Thesis defense Arwa Kohela: Protective and pathological remodeling in cardiac disease

Heart disease is the leading cause of death worldwide. In response to injury caused by for example a heart attack, the heart undergoes changes in its size, shape, structure and function, otherwise known as cardiac remodeling. These changes can contribute to the activation of the heart’s self-repair mechanisms to overcome the injury, but can also lead to the pathological progression of the disease. During her PhD, Arwa Kohela used different animal and cell culture models to study various aspects of cardiac remodeling.

Self-repair of the heart

The first part of her thesis describes her work on an important self-repair mechanism that protects the heart after a heart attack. Together with her colleagues, Kohela found that a specific gene called ZEB2 is more active after injury, which leads to an increased blood supply to the heart. Additionally, activity of ZEB2 leads to enhanced contraction of heart muscle cells. By boosting the activity of this gene, the researchers were able to protect the injured mouse heart from the detrimental effects following a heart attack. The gene therefore presents itself as a promising therapeutic candidate for patients with ischemic heart disease.

Reduce mortality rates

The second part of Kohela’s thesis focuses on the development of the genetic heart disease arrhythmogenic cardiomyopathy (ACM). She and her colleagues used human cardiac cell cultures and showed that the epicardium – the tissue layer surrounding the heart muscle – contributes to ACM in two important ways. First, the epicardium gives rise to fat and scar tissue, which replace the heart muscle. This leads to detrimental cardiac remodeling in patients and impaired heart function. Second, they showed that epicardial cells secrete certain factors that may potentially underlie heart beat irregularities and possible sudden death. Finding ways to target the epicardium may help to limit the progression of the disease and reduce mortality rates.

Clinical trials

“The work in my thesis signifies the importance of understanding the cellular and molecular changes that occur in patients with cardiac disease. Furthermore, I show how targeting key factors in such pathways holds great promise for future therapeutics,” Kohela summarizes. Most of the studies were performed using pre-clinical research models, such as mouse- and stem cell models.

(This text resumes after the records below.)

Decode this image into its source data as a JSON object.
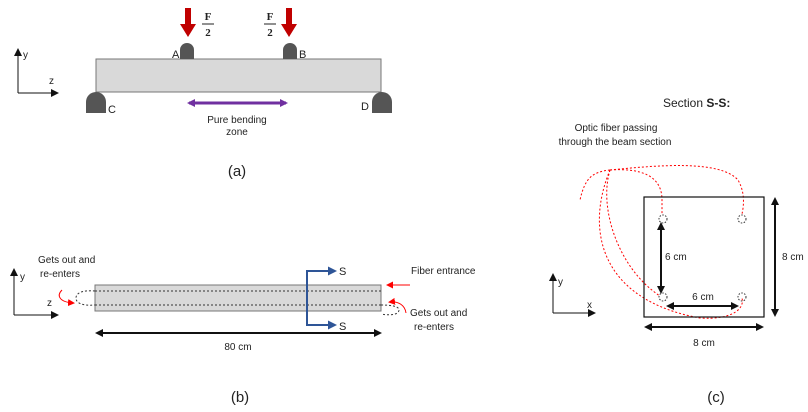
{
  "colors": {
    "load_arrow": "#c00000",
    "pure_bending_arrow": "#7030a0",
    "section_arrow": "#2e5597",
    "fiber": "#ff0000",
    "beam_fill": "#d9d9d9",
    "support_fill": "#555555"
  },
  "panel_a": {
    "caption": "(a)",
    "load_numerator": "F",
    "load_denominator": "2",
    "support_labels": {
      "a": "A",
      "b": "B",
      "c": "C",
      "d": "D"
    },
    "axis": {
      "y": "y",
      "z": "z"
    },
    "pure_bending_line1": "Pure bending",
    "pure_bending_line2": "zone"
  },
  "panel_b": {
    "caption": "(b)",
    "axis": {
      "y": "y",
      "z": "z"
    },
    "section_mark": "S",
    "left_note_line1": "Gets out and",
    "left_note_line2": "re-enters",
    "right_note_line1": "Gets out and",
    "right_note_line2": "re-enters",
    "fiber_entrance": "Fiber entrance",
    "length_label": "80 cm"
  },
  "panel_c": {
    "caption": "(c)",
    "title_prefix": "Section ",
    "title_bold": "S-S:",
    "fiber_note_line1": "Optic fiber passing",
    "fiber_note_line2": "through the beam section",
    "axis": {
      "y": "y",
      "x": "x"
    },
    "vertical_spacing": "6 cm",
    "horizontal_spacing": "6 cm",
    "height_label": "8 cm",
    "width_label": "8 cm"
  }
}
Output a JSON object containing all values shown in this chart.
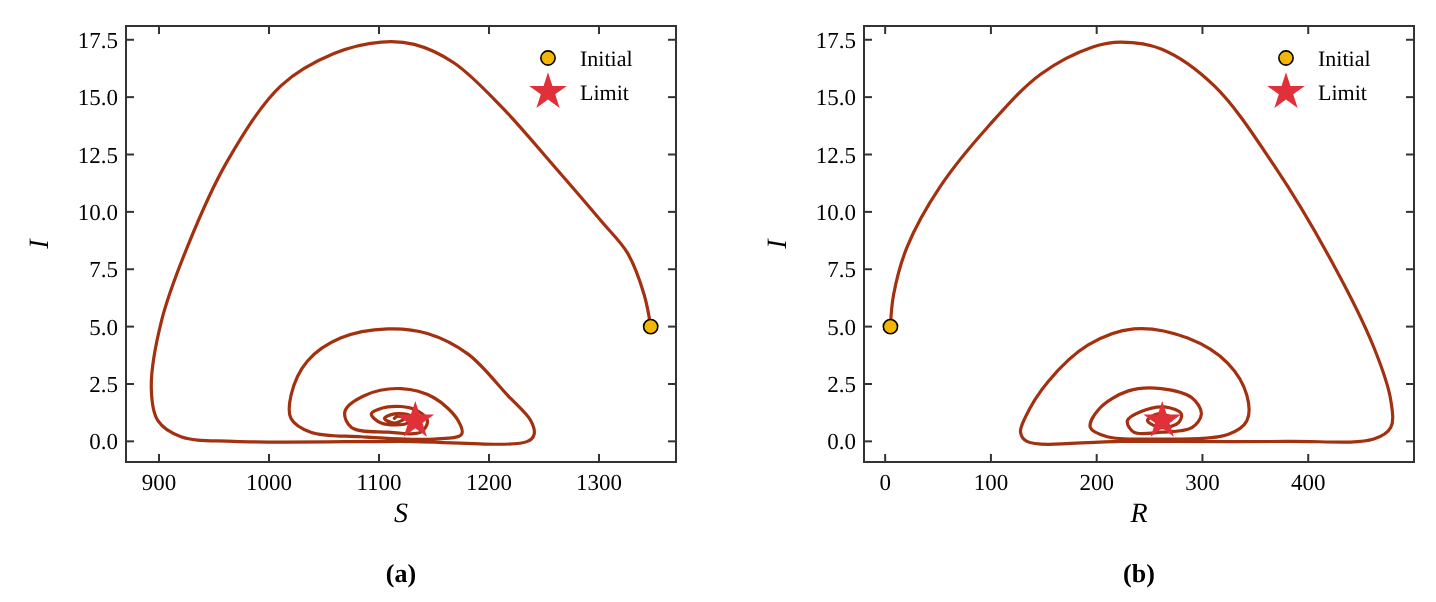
{
  "chart_data": [
    {
      "type": "line",
      "xlabel": "S",
      "ylabel": "I",
      "annotations": [
        "(a)"
      ],
      "legend": "top right",
      "xlim": [
        870,
        1370
      ],
      "ylim": [
        -0.9,
        18.1
      ],
      "xticks": [
        900,
        1000,
        1100,
        1200,
        1300
      ],
      "yticks": [
        {
          "value": 0,
          "label": "0.0"
        },
        2.5,
        {
          "value": 5,
          "label": "5.0"
        },
        7.5,
        {
          "value": 10,
          "label": "10.0"
        },
        12.5,
        {
          "value": 15,
          "label": "15.0"
        },
        17.5
      ],
      "series": [
        {
          "type": "line",
          "color": "#a3300f",
          "x": [
            1347,
            1341,
            1326,
            1302,
            1259,
            1211,
            1168,
            1132,
            1102,
            1059,
            1011,
            962,
            926,
            902,
            893,
            899,
            920,
            968,
            1120,
            1235,
            1241,
            1238,
            1217,
            1181,
            1144,
            1108,
            1065,
            1035,
            1020,
            1020,
            1038,
            1084,
            1150,
            1175,
            1172,
            1150,
            1120,
            1087,
            1069,
            1075,
            1108,
            1138,
            1144,
            1132,
            1108,
            1093,
            1102,
            1126,
            1129,
            1114,
            1105,
            1114,
            1123,
            1117,
            1114
          ],
          "values": [
            5,
            6.4,
            8.2,
            9.6,
            12,
            14.6,
            16.5,
            17.3,
            17.4,
            16.9,
            15.5,
            12.2,
            8.5,
            5.2,
            2.3,
            0.9,
            0.2,
            0,
            0,
            0,
            0.3,
            0.9,
            2.0,
            3.8,
            4.7,
            4.9,
            4.5,
            3.5,
            2.0,
            1.0,
            0.4,
            0.2,
            0.1,
            0.3,
            0.9,
            1.9,
            2.3,
            2.0,
            1.3,
            0.6,
            0.4,
            0.4,
            0.9,
            1.4,
            1.5,
            1.2,
            0.8,
            0.8,
            1.1,
            1.2,
            1.0,
            0.8,
            1.0,
            1.1,
            1.0
          ]
        },
        {
          "type": "scatter",
          "name": "Initial",
          "color": "#f2b705",
          "marker": "circle",
          "x": [
            1347
          ],
          "values": [
            5
          ]
        },
        {
          "type": "scatter",
          "name": "Limit",
          "color": "#e0303a",
          "marker": "star",
          "x": [
            1133
          ],
          "values": [
            0.9
          ]
        }
      ]
    },
    {
      "type": "line",
      "xlabel": "R",
      "ylabel": "I",
      "annotations": [
        "(b)"
      ],
      "legend": "top right",
      "xlim": [
        -20,
        500
      ],
      "ylim": [
        -0.9,
        18.1
      ],
      "xticks": [
        0,
        100,
        200,
        300,
        400
      ],
      "yticks": [
        {
          "value": 0,
          "label": "0.0"
        },
        2.5,
        {
          "value": 5,
          "label": "5.0"
        },
        7.5,
        {
          "value": 10,
          "label": "10.0"
        },
        12.5,
        {
          "value": 15,
          "label": "15.0"
        },
        17.5
      ],
      "series": [
        {
          "type": "line",
          "color": "#a3300f",
          "x": [
            5,
            8,
            21,
            52,
            97,
            147,
            197,
            223,
            261,
            311,
            368,
            425,
            462,
            478,
            478,
            462,
            380,
            223,
            134,
            128,
            132,
            154,
            192,
            235,
            286,
            324,
            342,
            342,
            324,
            254,
            210,
            194,
            202,
            230,
            261,
            290,
            299,
            290,
            261,
            235,
            229,
            242,
            264,
            280,
            277,
            261,
            248,
            258,
            271,
            264,
            258,
            262
          ],
          "values": [
            5,
            6.4,
            8.5,
            11.1,
            13.7,
            16,
            17.2,
            17.4,
            17.1,
            15.5,
            12,
            7.6,
            4.1,
            1.8,
            0.6,
            0.1,
            0,
            0,
            0,
            0.4,
            1.0,
            2.6,
            4.2,
            4.9,
            4.5,
            3.4,
            2.0,
            0.9,
            0.3,
            0.1,
            0.2,
            0.6,
            1.4,
            2.2,
            2.3,
            1.9,
            1.2,
            0.6,
            0.4,
            0.4,
            0.9,
            1.3,
            1.5,
            1.2,
            0.8,
            0.6,
            0.9,
            1.2,
            1.0,
            0.8,
            1.0,
            1.0
          ]
        },
        {
          "type": "scatter",
          "name": "Initial",
          "color": "#f2b705",
          "marker": "circle",
          "x": [
            5
          ],
          "values": [
            5
          ]
        },
        {
          "type": "scatter",
          "name": "Limit",
          "color": "#e0303a",
          "marker": "star",
          "x": [
            262
          ],
          "values": [
            0.9
          ]
        }
      ]
    }
  ]
}
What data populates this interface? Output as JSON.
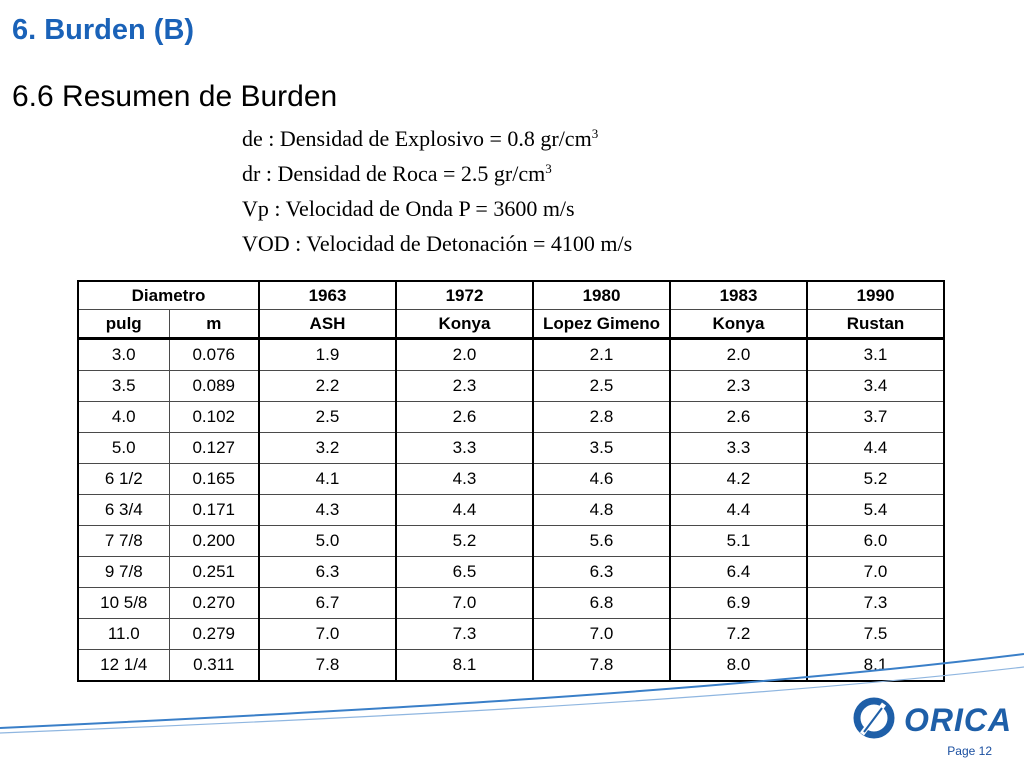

As a next step, she would like to validate their findings on higher animal models and move forward to clinical trials.

Long journey

“It has been a long journey with many exciting and happy times, but also stressful moments. I really enjoyed doing research and having a new challenge every day. The best times were when I obtained exciting new data, presented our findings at international meetings, and, the best of all, when papers got accepted. I loved the interaction and atmosphere within our lab. The people in the group are great and we shared many scientific and social events together. However, doing my PhD was also sometimes frustrating, for example when I tried to optimize an experiment for too long while a deadline was coming up,” says Kohela.

Research takes time

She advises future PhD students to try to be patient and to not worry too much about things not working out exactly as hoped during the first part of the trajectory. “Research takes time. Try to plan things well ahead, read a lot about the advances in the field and discuss your thoughts with your supervisors and peers.”

Due to the pandemic, Kohela cannot celebrate her defense in the way she hoped, but she will have some small gatherings with friends and family to commemorate the occasion.